Purification of Lindblad dynamics, geometry of mixed states and geometric phases

TL;DR

This paper introduces a nonlinear Schrödinger equation that purifies Lindblad dynamics in open quantum systems, unifies various geometric phase definitions, and explores the complex geometric structures involved.

Contribution

It presents a novel nonlinear Schrödinger equation for Lindblad dynamics, unifies multiple geometric phase concepts, and analyzes the associated higher gauge geometric structure.

Findings

The nonlinear Schrödinger equation successfully purifies Lindblad dynamics.

It unifies different geometric phase definitions for open quantum systems.

The geometric structure is related to higher gauge theory and categorical bibundles.

Abstract

We propose a nonlinear Schr\"odinger equation in a Hilbert space enlarged with an ancilla such that the partial trace of its solution obeys to the Lindblad equation of an open quantum system.

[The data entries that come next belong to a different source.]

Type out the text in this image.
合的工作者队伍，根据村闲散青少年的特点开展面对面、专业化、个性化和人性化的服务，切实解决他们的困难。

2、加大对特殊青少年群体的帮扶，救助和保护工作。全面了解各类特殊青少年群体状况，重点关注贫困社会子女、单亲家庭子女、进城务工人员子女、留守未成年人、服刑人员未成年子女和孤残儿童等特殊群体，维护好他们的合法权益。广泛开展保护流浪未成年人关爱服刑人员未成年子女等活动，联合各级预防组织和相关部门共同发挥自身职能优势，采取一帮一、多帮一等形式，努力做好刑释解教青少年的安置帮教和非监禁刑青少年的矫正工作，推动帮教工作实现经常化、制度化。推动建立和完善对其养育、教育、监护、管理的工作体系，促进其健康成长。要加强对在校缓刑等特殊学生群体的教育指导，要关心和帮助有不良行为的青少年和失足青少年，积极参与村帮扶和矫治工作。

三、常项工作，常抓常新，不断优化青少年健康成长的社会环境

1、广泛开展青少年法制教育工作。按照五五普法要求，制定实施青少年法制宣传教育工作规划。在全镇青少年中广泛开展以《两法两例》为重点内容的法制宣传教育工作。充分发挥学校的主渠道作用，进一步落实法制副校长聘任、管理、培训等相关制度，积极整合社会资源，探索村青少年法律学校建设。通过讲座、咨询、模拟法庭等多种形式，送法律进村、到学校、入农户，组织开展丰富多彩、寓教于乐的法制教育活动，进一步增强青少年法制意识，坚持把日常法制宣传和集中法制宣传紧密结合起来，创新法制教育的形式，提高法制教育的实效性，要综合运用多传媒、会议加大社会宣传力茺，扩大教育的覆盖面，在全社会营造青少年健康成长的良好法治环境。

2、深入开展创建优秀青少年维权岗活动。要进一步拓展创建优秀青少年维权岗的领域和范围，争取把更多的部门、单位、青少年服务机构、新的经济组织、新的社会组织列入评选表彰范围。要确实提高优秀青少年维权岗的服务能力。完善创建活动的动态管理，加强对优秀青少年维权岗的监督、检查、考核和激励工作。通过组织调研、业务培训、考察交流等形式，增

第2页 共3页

The dynamics involved by this nonlinear Schr\"odinger equation constitutes then a purification of the Lindbladian dynamics. This nonlinear equation is compared with other Schr\"odinger like equations appearing in the theory of open systems. We study the (non adiabatic) geometric phases involved by this purification and show that our theory unifies several definitions of geometric phases for open systems which have been previously proposed. We study the geometry involved by this purification and show that it is a complicated geometric structure related to an higher gauge theory, i.e. a categorical bibundle with a connective structure.